Living with a partner brings emotional benefits, especially for women, whether marriage is involved or not, a study finds.
Young couples—especially the women—benefit from improved emotional health whether they get married or just move in together, researchers at Ohio State University say.
In the study, female participants reported a decrease in emotional stress resulted from either getting married or moving in with a partner in a romantic relationship.
Males in the study, however, said they experienced a lessening of emotional distress when they moved straight into a marriage but not as much when they entered into a sexual relationship with a partner without marrying them.
Both genders experience even greater emotional happiness if they've been living together and then make the decision to get married, the researchers report in the Journal of Family Psychology.
"It's not commonly known that couples can get emotional benefits from moving in together without being married. That's something we should be talking about," says Claire Kamp Dush, study co-author and a professor of human sciences.

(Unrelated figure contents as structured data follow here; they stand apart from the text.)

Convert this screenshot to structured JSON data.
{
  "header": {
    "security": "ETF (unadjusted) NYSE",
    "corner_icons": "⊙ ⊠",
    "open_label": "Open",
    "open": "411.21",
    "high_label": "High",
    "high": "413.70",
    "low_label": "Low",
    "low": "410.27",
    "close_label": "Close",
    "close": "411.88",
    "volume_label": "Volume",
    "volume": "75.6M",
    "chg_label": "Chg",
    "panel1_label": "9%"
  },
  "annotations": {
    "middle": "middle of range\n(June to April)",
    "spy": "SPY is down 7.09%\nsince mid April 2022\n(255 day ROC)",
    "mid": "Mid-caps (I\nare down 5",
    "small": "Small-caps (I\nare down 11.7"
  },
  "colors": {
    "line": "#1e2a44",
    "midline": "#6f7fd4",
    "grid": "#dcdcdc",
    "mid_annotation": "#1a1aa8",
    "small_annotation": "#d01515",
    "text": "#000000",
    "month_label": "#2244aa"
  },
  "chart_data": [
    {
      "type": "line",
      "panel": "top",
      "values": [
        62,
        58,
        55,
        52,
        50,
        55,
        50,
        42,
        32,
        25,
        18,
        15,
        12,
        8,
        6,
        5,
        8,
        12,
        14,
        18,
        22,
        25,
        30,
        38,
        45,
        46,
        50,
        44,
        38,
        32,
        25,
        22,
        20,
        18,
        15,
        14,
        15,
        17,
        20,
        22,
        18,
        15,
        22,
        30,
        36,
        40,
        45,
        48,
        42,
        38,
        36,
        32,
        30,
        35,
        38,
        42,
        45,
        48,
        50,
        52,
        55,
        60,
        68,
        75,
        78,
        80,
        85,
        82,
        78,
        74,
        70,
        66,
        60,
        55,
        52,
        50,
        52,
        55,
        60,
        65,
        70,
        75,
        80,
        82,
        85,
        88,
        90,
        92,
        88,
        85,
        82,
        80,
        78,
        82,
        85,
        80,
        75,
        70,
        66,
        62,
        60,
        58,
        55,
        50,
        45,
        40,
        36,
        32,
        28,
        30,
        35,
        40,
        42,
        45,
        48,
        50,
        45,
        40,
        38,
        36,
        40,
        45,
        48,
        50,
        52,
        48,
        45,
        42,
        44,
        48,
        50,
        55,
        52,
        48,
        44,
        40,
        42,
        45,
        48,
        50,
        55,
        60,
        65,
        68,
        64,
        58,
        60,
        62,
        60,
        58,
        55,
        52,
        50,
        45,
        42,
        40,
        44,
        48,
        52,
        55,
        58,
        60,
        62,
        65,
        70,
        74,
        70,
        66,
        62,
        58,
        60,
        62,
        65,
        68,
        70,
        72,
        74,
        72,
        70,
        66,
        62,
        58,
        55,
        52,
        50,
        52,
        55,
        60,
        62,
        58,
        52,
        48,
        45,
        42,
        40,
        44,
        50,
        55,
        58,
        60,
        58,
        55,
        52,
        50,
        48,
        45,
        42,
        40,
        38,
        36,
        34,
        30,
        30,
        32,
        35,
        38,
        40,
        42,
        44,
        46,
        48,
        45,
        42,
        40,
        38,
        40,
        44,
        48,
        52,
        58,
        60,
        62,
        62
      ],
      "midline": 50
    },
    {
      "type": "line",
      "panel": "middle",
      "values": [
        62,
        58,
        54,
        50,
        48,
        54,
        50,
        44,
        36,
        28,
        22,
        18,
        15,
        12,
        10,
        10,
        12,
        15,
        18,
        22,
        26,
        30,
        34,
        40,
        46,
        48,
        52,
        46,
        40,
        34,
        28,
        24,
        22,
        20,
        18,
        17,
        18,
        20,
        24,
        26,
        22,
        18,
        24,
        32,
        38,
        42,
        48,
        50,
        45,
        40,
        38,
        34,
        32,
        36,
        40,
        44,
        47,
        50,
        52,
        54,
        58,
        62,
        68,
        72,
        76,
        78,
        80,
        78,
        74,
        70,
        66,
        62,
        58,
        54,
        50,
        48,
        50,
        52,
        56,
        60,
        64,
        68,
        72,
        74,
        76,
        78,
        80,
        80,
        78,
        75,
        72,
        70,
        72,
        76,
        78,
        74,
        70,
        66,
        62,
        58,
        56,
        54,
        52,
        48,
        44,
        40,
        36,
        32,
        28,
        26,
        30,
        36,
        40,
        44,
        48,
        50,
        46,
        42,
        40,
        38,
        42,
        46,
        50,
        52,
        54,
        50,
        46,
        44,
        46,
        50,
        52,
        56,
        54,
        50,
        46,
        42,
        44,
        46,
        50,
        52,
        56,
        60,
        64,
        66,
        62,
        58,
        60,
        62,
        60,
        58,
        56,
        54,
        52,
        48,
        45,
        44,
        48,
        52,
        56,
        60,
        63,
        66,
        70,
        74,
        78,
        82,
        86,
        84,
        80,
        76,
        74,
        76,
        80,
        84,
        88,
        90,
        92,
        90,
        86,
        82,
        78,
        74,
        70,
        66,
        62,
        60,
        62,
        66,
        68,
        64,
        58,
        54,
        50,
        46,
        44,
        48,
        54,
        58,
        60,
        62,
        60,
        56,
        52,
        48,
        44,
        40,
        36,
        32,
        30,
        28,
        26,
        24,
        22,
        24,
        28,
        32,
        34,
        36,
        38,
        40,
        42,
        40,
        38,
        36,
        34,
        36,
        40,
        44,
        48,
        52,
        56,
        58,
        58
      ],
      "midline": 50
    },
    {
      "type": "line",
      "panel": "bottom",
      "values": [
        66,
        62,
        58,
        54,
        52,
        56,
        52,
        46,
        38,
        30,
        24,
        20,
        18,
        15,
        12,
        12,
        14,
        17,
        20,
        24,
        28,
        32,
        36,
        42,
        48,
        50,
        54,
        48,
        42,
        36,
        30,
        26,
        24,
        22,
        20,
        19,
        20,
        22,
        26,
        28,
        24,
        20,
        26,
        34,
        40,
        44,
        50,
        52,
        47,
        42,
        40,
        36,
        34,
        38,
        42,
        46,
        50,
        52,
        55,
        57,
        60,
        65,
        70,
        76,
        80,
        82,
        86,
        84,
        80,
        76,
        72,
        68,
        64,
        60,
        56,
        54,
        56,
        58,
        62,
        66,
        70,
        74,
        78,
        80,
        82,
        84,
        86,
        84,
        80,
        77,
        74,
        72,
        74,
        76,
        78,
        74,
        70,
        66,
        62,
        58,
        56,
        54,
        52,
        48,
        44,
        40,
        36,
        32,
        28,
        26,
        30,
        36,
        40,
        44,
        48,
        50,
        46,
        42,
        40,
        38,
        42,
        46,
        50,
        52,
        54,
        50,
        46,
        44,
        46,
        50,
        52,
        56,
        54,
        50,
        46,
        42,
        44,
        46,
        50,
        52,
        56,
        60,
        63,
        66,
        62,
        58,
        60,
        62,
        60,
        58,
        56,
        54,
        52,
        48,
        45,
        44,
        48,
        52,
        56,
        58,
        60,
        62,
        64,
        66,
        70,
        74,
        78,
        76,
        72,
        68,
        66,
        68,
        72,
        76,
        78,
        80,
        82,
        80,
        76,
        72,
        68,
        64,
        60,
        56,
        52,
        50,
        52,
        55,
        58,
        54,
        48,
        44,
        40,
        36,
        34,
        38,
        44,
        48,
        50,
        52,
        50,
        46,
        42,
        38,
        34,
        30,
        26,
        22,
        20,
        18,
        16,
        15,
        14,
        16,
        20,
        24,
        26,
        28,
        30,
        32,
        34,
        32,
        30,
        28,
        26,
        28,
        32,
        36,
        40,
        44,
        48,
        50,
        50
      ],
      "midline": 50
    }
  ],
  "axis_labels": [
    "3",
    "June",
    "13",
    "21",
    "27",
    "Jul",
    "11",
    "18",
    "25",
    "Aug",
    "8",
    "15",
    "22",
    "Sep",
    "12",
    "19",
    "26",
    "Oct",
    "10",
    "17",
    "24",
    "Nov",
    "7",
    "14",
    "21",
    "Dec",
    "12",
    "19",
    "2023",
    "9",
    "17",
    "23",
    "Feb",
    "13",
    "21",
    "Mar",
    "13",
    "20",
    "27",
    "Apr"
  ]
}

Previous studies have mostly focused on marriage, finding it can significantly increase lifetime happiness, but the new study looked beyond that limited viewpoint, researchers say.
What they found, they say, is evidence of a changing landscape in the United States and possibly a diminishing of the social stigma once attached to living together before a marriage.
"At one time marriage may have been seen as the only way for young couples to get the social support and companionship that is important for emotional health," says Kamp Dush.
"It's not that way anymore," she says. "We're finding that marriage isn't necessary to reap the benefits of living together, at least when it comes to emotional health."
The researchers looked at data gathered in the National Longitudinal Survey of Youth 1997, in which more than 8,000 people born between 1980 and 1984 were interviewed semiannually between 2000 and 2010.
In the interviews the participants were asked about their current relationship status and were asked questions designed to assess emotional distress levels.
"We are able to look at people over a 10-year period and see what happens to them individually as they make these various transitions in their relationships," says doctoral student at Ohio State Univeristy and study co-author Sara Mernitz.